Das wahhabitische Königreich, das bereits seit mehreren Jahren das Interesse am Libanon verloren hat, vor allem wegen der zunehmenden Kontrolle der Hisbollah über den Staat, hatte Ende Oktober nach polemischen Äußerungen des ehemaligen libanesischen Informationsministers Georges Cordahi über den Krieg im Jemen alle diplomatischen und Handelsbeziehungen mit dem Zedernland abgebrochen.

Frau Grillo merkte schließlich an, dass "die internationale Gemeinschaft und Frankreich der Organisation der Parlaments-, Kommunal- und Präsidentschaftswahlen im nächsten Jahr große Bedeutung beimessen, insbesondere da diese von den Libanesen mit großer Spannung erwartet werden".

Die von Aoun gegründete und derzeit von seinem Schwiegersohn Gebran Bassil geleitete Freie Patriotische Strömung reichte am 17. November beim Verfassungsrat eine Klage auf Ungültigkeitserklärung der Änderungen des Wahlgesetzes für die Durchführung der Wahlen am 27. März und die Stimmabgabe von Emigranten ein, was eine Verschiebung der Wahlen befürchten lässt, die von vielen Libanesen als erstes Sprungbrett für den von ihnen angestrebten Wandel gesehen werden.

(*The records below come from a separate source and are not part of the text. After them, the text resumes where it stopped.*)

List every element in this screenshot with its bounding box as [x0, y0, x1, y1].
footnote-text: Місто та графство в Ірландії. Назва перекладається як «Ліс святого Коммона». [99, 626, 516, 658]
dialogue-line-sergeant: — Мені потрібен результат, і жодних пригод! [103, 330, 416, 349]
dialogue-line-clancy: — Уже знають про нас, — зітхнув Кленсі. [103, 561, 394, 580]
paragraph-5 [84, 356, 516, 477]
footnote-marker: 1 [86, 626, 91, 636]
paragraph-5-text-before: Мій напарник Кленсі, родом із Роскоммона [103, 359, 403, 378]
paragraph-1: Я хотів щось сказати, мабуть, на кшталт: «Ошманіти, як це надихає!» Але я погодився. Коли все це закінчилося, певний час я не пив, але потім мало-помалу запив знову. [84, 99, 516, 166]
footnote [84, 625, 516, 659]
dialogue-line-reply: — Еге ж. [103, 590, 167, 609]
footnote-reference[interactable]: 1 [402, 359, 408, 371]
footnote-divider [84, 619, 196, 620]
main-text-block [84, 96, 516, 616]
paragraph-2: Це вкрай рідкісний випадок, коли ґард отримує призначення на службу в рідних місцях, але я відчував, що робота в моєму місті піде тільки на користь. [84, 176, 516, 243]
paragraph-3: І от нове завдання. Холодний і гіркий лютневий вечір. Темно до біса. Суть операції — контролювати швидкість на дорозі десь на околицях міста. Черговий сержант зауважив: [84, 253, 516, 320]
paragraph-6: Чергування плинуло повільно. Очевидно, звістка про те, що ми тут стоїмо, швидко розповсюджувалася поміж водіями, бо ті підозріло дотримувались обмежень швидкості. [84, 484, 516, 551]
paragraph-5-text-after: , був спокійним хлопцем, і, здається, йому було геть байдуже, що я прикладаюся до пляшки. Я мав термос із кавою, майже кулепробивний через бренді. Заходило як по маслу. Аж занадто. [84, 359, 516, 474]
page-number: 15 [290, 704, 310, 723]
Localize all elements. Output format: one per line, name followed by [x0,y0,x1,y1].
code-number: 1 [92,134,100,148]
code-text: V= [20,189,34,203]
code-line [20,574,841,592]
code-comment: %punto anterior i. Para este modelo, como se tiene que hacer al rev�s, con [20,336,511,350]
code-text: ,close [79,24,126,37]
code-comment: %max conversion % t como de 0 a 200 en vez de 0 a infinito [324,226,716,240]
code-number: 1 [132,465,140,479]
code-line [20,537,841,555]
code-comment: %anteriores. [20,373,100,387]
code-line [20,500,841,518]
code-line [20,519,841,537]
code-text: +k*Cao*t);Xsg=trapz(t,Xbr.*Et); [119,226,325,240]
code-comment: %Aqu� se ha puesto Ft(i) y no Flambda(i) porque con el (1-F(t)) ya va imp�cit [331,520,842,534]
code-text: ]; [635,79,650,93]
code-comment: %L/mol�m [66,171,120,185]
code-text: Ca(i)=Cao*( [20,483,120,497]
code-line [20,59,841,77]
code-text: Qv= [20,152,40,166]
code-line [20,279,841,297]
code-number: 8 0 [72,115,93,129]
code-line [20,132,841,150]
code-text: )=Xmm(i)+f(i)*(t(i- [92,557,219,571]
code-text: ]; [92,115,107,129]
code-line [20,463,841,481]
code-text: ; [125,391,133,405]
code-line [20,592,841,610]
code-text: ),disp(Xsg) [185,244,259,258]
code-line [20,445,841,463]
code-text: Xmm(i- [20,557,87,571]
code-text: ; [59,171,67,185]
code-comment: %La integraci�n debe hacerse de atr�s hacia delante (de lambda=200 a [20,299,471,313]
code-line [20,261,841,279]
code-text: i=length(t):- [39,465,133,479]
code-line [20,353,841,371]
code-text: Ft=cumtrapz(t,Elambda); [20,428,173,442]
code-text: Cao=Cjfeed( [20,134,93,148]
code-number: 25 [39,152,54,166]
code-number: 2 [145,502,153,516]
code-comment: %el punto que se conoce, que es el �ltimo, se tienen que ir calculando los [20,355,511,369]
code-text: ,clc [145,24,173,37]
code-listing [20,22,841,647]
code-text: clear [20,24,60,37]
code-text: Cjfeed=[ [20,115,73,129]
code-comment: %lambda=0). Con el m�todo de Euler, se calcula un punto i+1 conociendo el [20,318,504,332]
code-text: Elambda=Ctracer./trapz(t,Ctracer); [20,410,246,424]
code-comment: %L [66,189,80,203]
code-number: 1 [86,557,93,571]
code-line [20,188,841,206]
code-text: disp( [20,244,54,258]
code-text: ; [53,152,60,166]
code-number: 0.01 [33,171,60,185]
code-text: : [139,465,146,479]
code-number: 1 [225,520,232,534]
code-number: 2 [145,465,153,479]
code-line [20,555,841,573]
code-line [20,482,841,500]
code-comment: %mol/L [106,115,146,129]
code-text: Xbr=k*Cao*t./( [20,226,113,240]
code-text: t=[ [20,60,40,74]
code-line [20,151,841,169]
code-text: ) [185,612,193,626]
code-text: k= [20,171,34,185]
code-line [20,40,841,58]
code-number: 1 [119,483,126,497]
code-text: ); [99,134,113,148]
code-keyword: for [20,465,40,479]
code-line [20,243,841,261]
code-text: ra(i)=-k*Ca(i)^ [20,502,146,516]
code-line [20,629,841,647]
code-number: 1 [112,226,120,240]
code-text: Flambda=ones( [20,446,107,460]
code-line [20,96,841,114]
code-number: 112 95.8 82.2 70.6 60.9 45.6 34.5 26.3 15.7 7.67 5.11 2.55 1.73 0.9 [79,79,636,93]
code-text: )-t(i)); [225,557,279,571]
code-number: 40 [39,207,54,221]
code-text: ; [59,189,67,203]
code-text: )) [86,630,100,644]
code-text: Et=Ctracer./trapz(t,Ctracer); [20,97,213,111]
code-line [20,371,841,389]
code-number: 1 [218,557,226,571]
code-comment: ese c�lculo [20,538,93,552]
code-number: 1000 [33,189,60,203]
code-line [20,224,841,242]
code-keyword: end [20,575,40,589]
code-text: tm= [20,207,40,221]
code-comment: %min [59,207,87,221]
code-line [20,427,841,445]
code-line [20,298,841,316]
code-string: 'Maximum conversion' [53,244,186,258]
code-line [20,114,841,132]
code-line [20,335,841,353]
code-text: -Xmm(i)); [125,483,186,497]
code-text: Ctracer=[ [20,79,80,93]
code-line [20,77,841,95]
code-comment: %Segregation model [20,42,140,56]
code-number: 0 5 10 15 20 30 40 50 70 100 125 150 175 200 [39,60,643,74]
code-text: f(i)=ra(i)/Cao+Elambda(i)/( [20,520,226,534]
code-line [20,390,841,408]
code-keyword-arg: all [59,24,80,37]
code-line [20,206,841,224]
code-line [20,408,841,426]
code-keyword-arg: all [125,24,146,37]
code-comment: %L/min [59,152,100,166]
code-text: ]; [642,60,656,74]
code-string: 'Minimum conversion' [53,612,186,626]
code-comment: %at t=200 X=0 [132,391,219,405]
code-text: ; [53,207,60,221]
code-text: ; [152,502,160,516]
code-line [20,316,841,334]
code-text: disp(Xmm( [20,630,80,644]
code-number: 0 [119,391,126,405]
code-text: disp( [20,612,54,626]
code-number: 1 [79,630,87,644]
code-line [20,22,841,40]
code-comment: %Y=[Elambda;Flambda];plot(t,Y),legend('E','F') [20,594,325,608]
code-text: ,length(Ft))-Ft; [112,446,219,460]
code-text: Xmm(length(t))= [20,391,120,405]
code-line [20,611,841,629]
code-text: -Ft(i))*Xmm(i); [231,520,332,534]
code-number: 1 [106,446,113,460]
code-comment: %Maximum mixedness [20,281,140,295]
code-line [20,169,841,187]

Das Staatsoberhaupt sagte außerdem in einem Gespräch mit dem neuen Beiruter Präsidenten der Anwaltskammer Nader Gaspard, dass "die Justiz im Libanon nicht in gutem Zustand ist", und betonte "die Notwendigkeit, dass alle daran arbeiten, sie zu schützen und Druck auf Richter zu verhindern".